Juan Carlos IZAGUIRRE of CGAP explained about a promising customer-centric approach to consumer protection. He stressed the important role of traditional consumer protection in setting minimum standards, especially to improve point-of-sale disclosure and complaints handling practices at a time when no rules existed. Customer-centric approaches are now aiming to shift the focus of providers and regulators, from strict compliance with rules to customers and the outcomes and value they attain from financial services. The journey to set up a customer outcomes regulatory approach starts with a clear consumer protection mandate that anchors regulatory and supervisory actions, and then follows with the identification of clear customer outcomes. These are intermediate outcomes related to the customer’s use of financial services, which are necessary to achieve broader outcomes, like making customers more financially healthy. The next step is setting up a clear supportive regulatory framework covering the provider’s interaction with customers (data analytics to gather customer insights, assess customers’ situation on an ongoing basis, and provide effective recourse); and the provider’s internal processes (conduct governance, conduct risk management and product governance, all of which used to eliminate flaws in the system, and added by customer feedback). Monitoring, supervision and evaluation is also a core component of an outcomes-based consumer protection framework. In that respect Izaguirre listed the 5 steps that CGAP followed to develop an indicator framework in South Africa: agreeing on customer outcomes, translating them into measurable elements, selecting priority indicators, collecting data, and analysing results. The pilot comprised 20 indicators linked to outcomes and customer journey. Finally, he presented their main takeaways of the customer journey.

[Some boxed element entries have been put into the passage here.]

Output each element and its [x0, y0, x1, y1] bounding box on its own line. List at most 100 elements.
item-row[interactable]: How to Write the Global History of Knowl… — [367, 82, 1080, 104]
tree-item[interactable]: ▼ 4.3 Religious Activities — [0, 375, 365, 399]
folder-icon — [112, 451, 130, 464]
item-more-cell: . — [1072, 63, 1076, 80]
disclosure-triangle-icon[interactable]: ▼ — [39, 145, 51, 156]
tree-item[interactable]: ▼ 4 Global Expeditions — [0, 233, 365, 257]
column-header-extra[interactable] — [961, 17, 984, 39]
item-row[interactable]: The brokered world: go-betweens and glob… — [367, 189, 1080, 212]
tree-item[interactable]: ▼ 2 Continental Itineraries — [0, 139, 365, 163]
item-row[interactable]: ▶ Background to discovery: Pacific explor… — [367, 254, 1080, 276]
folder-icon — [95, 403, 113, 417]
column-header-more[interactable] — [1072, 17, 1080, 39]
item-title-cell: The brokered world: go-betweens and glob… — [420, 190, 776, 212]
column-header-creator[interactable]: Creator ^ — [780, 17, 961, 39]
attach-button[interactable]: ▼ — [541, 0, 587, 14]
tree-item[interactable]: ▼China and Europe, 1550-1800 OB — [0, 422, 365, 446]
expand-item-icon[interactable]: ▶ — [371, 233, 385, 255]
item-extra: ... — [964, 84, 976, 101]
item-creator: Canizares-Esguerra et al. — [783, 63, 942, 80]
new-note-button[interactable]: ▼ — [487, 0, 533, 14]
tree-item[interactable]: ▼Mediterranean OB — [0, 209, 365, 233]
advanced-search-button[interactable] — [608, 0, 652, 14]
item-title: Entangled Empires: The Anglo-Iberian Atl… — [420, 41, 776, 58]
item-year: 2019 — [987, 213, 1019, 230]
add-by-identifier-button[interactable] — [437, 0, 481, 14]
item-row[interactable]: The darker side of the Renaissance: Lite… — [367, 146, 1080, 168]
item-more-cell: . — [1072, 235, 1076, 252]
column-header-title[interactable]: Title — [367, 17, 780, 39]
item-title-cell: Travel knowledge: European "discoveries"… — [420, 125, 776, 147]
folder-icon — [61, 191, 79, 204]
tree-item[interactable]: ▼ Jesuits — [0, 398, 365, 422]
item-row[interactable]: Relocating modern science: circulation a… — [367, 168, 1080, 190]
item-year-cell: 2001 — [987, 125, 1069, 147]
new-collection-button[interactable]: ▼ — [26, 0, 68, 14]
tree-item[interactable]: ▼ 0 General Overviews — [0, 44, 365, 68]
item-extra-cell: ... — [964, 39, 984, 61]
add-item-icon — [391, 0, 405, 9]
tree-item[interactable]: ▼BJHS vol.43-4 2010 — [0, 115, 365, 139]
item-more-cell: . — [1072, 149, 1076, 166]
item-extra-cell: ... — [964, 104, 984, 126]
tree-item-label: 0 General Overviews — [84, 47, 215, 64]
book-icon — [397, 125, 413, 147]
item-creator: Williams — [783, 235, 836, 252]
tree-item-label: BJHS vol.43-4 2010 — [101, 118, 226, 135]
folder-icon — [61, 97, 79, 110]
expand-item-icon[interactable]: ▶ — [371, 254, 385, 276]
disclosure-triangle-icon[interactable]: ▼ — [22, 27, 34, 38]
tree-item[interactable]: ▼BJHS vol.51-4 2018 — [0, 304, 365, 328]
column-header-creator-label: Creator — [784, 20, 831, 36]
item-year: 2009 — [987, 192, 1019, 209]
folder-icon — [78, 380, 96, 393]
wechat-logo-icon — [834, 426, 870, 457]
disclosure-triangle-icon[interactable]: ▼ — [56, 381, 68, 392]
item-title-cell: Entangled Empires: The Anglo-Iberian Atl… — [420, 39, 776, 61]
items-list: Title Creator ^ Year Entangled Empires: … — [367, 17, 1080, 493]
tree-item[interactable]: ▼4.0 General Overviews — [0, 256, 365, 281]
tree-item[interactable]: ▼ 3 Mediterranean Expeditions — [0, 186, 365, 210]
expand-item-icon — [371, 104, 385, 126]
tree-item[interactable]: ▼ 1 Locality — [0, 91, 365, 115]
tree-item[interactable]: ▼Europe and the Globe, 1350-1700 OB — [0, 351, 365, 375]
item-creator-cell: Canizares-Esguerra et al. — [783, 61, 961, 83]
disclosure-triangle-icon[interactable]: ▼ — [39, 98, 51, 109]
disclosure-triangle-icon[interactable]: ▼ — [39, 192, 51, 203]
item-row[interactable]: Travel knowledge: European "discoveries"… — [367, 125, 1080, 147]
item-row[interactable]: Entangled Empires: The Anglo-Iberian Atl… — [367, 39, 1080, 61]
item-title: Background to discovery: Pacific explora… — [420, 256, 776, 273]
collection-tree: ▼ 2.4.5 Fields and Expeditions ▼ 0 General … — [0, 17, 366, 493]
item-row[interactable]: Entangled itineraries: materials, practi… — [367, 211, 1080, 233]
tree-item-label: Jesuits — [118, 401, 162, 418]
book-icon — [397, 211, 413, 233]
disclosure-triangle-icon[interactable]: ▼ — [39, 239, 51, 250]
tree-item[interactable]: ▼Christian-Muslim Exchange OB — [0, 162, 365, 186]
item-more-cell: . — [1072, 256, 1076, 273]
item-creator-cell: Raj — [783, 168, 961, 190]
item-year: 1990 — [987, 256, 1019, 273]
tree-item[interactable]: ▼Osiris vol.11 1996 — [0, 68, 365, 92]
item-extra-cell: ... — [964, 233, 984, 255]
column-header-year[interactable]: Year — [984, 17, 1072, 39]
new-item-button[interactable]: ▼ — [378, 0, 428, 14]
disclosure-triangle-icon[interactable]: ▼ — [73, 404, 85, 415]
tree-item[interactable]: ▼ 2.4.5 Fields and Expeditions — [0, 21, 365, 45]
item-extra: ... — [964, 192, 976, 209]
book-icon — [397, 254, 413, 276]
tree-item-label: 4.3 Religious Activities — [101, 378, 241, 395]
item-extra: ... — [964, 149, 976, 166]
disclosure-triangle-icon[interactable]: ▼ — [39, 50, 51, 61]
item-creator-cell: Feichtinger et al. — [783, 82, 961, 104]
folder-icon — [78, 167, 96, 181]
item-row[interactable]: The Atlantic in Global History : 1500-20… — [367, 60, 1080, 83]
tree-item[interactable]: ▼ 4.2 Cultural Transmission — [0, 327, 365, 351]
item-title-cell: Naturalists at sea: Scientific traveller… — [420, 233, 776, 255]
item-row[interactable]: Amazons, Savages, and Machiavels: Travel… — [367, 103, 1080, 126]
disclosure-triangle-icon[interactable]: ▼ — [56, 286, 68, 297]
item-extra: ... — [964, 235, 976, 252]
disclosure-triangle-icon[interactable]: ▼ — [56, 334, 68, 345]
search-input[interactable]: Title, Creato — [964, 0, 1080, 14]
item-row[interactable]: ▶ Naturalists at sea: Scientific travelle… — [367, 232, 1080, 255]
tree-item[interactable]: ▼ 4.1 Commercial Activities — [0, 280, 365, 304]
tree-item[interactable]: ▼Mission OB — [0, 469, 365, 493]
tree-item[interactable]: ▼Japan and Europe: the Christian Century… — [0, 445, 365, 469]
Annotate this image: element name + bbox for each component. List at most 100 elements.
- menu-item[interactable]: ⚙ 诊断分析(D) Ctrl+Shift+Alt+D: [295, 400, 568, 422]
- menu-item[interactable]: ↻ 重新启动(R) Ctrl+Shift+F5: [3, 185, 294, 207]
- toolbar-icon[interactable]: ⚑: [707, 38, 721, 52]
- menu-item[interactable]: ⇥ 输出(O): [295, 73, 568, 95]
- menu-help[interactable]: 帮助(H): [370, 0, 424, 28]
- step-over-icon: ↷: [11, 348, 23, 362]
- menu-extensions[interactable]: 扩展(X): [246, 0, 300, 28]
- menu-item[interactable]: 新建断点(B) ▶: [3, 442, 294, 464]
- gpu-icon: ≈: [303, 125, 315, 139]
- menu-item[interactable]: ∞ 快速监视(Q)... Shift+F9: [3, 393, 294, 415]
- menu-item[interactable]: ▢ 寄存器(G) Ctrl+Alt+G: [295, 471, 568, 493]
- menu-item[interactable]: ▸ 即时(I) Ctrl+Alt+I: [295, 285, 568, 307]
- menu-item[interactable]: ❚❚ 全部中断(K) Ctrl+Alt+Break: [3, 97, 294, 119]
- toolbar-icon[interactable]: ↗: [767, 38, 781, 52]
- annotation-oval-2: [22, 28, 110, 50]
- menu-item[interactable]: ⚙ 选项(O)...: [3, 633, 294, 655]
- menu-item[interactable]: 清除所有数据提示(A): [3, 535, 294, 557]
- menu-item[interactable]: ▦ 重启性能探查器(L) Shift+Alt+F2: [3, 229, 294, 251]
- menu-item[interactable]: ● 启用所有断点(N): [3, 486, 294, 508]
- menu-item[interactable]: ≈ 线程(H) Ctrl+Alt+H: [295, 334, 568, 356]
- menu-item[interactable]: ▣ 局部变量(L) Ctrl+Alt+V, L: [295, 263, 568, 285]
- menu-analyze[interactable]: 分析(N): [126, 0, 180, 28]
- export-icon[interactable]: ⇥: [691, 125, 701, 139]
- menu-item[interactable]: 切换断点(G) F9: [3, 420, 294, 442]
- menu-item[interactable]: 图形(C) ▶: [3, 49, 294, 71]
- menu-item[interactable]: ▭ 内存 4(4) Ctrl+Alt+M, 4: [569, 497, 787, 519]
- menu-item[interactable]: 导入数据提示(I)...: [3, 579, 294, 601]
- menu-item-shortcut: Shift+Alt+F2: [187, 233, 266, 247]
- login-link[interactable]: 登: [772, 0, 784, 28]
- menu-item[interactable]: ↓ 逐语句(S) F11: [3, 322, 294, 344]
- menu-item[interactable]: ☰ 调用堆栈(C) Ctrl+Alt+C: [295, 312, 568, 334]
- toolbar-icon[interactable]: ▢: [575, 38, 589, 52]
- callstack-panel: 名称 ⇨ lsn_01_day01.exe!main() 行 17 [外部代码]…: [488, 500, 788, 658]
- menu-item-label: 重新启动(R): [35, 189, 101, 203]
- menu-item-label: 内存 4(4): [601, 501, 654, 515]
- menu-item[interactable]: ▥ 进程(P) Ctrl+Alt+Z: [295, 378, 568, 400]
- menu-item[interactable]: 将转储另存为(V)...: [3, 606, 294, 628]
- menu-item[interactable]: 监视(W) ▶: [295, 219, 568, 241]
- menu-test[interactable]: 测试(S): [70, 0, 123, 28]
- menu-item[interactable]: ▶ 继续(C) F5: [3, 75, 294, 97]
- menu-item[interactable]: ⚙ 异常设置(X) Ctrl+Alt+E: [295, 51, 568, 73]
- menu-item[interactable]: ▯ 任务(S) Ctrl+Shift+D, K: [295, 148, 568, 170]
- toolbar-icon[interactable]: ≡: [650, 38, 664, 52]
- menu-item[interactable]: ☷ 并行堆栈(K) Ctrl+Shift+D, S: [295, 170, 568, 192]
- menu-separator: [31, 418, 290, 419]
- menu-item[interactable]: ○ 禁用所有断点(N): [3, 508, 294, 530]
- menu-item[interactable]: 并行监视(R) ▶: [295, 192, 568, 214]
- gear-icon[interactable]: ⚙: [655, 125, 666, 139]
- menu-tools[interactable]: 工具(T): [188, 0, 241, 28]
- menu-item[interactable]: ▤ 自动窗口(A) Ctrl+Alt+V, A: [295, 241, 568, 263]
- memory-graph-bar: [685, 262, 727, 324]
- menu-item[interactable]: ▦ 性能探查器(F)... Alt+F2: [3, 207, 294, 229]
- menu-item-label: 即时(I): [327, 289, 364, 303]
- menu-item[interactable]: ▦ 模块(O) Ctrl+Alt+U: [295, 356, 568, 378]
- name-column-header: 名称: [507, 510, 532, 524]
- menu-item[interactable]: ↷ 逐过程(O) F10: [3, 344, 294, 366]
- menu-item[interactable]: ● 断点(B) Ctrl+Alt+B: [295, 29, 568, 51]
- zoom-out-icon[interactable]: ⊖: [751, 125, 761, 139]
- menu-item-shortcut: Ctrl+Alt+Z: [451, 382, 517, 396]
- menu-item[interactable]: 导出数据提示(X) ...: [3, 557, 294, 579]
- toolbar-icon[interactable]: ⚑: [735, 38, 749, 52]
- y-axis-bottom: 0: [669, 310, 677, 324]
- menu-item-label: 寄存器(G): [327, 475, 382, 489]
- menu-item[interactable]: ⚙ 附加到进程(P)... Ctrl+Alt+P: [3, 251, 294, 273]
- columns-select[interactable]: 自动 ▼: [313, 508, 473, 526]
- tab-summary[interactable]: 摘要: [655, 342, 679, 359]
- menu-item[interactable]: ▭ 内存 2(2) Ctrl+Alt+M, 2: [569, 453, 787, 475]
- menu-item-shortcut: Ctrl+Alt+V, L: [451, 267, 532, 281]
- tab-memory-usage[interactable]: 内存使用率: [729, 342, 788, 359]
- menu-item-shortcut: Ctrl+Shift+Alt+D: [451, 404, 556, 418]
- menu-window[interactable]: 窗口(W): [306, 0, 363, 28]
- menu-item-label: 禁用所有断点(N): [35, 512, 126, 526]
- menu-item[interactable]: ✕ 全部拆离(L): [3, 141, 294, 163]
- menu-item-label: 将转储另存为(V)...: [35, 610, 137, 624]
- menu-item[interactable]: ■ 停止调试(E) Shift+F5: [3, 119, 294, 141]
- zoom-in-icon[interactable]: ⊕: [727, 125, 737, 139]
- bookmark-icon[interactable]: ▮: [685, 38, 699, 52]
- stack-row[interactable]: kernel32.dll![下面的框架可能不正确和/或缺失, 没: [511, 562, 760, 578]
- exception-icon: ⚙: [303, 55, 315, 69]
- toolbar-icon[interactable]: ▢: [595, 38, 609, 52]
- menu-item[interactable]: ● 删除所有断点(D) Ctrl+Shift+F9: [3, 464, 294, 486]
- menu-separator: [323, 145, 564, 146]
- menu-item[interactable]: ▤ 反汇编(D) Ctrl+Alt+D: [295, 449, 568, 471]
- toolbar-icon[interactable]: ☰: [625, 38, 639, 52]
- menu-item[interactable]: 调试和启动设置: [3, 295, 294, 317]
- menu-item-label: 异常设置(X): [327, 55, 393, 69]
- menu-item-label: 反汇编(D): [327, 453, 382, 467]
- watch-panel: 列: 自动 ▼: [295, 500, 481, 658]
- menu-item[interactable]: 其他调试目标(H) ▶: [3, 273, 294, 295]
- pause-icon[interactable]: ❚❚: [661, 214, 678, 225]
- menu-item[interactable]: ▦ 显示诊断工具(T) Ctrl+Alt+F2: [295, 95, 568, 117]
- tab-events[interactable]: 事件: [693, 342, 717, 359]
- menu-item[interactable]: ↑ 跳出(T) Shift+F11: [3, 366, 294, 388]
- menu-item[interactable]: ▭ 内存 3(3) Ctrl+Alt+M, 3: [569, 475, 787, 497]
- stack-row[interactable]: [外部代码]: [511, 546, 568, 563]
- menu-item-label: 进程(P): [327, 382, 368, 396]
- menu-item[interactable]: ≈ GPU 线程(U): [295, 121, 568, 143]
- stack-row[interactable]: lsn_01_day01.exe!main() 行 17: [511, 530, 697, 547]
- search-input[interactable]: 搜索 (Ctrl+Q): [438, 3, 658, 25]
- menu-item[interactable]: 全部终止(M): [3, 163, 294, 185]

Mariela ZALDIVAR CHAUCA presented next how outcomes-driven regulation has helped mitigate the effects of COVID-19 in Peru, while at the same time leading to increased digitalisation of the financial sector. At the outset of the pandemic, some 74% of Peruvians were not doing well as a result quarantine, mainly due to loss of income. Whereas MFIs faced the biggest drop in flow of new debtors, which only began to reverse after July/August 2020, due to a change in the whole financial ecosystem. There was a strong growth in digital channels and services, for instance some 40% of the account holders started with an e-wallet, next to other new products and services. This led to important changes in the financial ecosystem, with many new challenges, for which they had to establish measures to mitigate the impacts on people and institutions. The aim was to keep people safe, serve consumer protection interests, maintain stability and integrity, and importantly to also ensure inclusiveness. For this purpose they initiated financial education in the digital environment, with platform functions and a more prominent media strategy, which also included the training of local authorities and officials in this new and more volatile environment. They monitored client behaviour and helped reschedule loans (which was a challenge for the financial institutions), and they captured and analysed data to adapt their financial policies. In effect there is a stronger demand on financial regulations to safeguard clients, like in the case with loan rescheduling. Zaldivar Chauca finished by saying that we are passing a most critical time.
With that said, Barres concluded the session by thanking the presenters for sharing their positive experiences in linking the regulatory framework with customer protection.